Skip to main content

S3

The S3 backend is ingest-only to a S3 bucket, saving logs to a series of parquet files.

warning

S3 as a backend currently has limited functionality and support. Ingestion architecture and underlying storage mechanisms are subject to breaking changes.

Behavior and Configuration

Configuration

The following values are required when creating a S3 backend:

  • s3_bucket: (string, required) the name of an existing S3 bucket.
  • storage_region: (string, required) the name of the region where the bucket is located.
  • access_key_id: (string, required) used for auth.
  • secret_access_key: (string, required) used for auth.
  • batch_timeout: (integer, required) the maximum time in milliseconds to wait before flushing the batch. Values between 2000 and 5000 are recommended.
note

Ensure the account tied to the access_key_id has the necessary permissions to write to the specified s3_bucket.

Implementation Details

In order to optimize performance, the S3 backend will produce many small parquet files.
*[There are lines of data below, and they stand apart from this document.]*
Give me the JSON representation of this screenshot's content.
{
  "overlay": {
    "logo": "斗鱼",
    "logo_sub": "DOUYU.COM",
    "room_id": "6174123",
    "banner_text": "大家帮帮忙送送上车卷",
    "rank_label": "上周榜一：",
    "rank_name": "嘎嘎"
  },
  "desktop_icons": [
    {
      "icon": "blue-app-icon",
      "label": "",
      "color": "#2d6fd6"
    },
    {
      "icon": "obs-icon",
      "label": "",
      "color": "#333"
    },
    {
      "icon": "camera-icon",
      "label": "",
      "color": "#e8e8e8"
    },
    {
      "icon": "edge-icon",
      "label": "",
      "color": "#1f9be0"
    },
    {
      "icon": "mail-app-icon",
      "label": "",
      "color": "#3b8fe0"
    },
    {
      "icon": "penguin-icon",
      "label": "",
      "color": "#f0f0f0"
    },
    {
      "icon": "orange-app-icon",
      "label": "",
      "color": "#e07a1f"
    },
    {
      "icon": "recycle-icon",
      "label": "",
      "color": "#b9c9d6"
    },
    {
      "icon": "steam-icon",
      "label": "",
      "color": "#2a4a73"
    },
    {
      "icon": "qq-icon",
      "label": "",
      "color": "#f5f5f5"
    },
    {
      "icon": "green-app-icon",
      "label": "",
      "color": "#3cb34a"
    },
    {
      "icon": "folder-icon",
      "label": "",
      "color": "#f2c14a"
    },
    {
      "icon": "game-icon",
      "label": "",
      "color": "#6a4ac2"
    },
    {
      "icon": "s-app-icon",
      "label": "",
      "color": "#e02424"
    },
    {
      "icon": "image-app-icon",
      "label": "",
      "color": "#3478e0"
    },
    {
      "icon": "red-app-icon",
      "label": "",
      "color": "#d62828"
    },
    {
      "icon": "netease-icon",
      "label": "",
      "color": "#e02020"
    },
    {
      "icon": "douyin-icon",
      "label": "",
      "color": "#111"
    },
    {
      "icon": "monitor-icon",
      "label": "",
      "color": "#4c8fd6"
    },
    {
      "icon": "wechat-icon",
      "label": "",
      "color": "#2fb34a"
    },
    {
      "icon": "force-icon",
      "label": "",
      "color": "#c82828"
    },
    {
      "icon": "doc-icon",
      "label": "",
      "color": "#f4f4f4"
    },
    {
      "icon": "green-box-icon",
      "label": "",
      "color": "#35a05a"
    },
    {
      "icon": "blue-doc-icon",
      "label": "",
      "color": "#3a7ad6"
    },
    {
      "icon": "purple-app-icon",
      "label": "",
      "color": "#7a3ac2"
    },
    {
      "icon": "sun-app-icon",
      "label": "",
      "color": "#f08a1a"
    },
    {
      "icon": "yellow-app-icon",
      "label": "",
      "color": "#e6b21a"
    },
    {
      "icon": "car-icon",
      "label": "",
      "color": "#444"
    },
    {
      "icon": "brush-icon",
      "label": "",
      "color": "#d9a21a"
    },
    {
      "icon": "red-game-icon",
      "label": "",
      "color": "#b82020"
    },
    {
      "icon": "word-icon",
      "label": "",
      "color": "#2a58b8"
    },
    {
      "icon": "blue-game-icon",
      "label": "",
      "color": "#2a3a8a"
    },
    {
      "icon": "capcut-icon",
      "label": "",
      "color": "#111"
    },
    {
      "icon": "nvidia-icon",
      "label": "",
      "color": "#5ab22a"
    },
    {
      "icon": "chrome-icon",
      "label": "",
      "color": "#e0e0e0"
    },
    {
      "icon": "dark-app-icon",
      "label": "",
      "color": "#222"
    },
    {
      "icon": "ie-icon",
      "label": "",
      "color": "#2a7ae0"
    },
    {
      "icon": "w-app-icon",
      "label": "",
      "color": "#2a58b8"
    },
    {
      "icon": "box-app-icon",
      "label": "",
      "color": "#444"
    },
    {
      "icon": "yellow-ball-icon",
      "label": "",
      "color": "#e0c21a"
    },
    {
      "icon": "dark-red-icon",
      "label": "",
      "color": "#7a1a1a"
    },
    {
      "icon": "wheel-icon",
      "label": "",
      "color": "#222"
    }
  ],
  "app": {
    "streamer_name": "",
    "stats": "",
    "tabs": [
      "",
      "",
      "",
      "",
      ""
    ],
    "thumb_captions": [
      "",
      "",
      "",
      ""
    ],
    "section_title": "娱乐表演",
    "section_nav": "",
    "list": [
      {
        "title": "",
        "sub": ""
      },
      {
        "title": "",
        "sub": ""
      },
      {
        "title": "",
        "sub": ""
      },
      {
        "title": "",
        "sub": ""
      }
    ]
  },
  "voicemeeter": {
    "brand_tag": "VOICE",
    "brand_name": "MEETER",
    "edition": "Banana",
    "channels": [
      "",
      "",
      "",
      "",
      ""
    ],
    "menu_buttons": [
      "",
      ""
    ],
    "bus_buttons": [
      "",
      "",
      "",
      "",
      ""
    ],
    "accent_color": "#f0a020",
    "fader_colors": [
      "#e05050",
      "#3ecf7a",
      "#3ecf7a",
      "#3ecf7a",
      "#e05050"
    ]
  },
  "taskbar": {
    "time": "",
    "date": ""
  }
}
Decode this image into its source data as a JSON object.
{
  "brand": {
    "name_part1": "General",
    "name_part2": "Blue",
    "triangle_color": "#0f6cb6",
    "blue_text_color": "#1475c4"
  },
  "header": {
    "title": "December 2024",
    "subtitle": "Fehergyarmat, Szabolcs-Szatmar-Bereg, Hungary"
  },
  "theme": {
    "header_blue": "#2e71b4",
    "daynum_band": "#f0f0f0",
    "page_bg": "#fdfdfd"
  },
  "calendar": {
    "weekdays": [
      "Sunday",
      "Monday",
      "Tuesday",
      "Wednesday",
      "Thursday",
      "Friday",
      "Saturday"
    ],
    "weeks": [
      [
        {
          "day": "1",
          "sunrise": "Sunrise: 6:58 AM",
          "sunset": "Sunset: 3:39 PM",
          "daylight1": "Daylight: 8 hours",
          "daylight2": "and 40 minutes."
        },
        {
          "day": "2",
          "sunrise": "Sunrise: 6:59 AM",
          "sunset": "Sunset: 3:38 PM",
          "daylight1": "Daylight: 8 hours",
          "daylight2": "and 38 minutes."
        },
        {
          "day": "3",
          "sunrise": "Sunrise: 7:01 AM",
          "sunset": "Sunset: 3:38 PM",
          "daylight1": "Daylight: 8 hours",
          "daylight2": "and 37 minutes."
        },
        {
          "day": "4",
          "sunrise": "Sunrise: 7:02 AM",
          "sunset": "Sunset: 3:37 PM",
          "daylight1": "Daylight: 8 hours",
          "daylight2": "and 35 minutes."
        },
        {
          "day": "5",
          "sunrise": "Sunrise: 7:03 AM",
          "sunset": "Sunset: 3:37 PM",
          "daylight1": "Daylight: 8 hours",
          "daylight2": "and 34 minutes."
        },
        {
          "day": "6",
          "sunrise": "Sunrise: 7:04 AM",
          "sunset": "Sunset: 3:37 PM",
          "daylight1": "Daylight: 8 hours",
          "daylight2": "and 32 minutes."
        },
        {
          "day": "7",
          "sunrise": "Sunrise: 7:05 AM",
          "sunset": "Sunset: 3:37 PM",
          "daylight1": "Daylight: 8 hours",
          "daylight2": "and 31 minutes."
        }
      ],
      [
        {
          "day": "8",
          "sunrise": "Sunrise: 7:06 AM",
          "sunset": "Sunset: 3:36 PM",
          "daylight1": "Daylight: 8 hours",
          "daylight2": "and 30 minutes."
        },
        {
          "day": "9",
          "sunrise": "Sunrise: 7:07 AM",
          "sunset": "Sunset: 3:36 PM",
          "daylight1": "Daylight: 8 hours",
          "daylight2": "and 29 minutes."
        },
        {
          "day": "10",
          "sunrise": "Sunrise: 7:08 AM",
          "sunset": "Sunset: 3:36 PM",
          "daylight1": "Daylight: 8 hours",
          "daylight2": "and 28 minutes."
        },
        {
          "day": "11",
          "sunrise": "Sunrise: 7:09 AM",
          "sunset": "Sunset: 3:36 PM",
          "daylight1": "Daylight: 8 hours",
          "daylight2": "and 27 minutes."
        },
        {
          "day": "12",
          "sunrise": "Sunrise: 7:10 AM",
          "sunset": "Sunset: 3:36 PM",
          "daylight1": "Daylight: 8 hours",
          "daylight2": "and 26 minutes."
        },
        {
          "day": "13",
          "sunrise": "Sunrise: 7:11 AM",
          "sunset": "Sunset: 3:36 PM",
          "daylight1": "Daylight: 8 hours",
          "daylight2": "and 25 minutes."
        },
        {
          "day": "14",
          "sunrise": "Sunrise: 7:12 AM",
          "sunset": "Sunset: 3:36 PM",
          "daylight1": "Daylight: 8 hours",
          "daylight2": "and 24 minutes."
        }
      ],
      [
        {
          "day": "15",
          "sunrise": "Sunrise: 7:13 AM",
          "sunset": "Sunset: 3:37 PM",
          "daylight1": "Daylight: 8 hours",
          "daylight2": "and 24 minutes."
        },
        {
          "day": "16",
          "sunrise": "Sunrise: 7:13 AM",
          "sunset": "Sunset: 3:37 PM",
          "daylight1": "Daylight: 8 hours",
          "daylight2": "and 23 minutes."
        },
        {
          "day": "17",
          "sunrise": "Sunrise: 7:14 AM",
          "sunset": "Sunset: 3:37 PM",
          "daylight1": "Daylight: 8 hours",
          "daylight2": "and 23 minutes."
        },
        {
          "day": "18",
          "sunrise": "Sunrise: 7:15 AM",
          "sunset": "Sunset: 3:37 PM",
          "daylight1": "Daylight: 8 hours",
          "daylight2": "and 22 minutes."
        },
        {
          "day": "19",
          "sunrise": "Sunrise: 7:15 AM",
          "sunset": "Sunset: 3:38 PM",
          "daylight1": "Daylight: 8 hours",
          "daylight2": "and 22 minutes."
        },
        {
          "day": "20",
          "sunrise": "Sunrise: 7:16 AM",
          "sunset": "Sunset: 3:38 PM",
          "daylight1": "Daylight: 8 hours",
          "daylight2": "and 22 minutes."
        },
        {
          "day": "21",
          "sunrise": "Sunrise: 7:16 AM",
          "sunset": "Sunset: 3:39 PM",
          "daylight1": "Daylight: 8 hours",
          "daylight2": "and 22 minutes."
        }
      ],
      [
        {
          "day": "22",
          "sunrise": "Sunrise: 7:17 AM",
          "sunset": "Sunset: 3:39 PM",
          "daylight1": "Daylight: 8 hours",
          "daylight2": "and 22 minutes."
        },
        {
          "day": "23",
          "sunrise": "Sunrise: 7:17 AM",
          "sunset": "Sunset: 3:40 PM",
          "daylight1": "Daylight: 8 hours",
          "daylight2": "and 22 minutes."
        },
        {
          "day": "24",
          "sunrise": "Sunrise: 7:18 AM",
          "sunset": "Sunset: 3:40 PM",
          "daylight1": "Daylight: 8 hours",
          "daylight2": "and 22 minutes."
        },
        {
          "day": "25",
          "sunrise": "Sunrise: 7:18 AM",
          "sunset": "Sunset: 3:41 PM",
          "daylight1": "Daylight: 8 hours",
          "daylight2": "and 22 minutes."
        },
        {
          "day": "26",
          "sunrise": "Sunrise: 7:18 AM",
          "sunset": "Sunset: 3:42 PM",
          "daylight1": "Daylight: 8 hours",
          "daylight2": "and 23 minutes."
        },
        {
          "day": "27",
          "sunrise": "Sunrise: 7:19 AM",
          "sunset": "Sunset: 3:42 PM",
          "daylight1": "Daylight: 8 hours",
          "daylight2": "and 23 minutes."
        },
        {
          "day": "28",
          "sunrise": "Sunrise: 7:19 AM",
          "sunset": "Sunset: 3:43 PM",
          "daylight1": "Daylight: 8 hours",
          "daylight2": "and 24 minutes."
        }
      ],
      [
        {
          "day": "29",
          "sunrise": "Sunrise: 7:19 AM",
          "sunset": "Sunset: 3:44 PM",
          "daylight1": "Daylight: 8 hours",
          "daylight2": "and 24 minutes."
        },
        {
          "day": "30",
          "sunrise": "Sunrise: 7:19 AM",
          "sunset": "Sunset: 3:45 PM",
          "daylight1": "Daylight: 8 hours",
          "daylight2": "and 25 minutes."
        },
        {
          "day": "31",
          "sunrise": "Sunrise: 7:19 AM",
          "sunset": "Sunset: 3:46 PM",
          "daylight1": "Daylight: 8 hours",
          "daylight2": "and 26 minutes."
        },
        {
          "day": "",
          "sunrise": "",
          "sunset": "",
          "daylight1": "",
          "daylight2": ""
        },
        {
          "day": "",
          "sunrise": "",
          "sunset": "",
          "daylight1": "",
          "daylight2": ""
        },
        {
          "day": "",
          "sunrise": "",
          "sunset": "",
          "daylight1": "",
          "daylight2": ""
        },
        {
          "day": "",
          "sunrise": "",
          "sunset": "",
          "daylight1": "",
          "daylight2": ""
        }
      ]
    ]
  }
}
In heavy workloads, these files will be generated when the event batch reaches approximately 8MB in size OR when the batch timeout is reached.

The parquet file schema is as follows:

  • id: The log event UUID.
  • event_message: The provided or generated event message of the log event, stored as String
  • body: The processed log event, stored as serialized JSON in a String column.
  • timestamp: Unix microsecond, stored as DateTime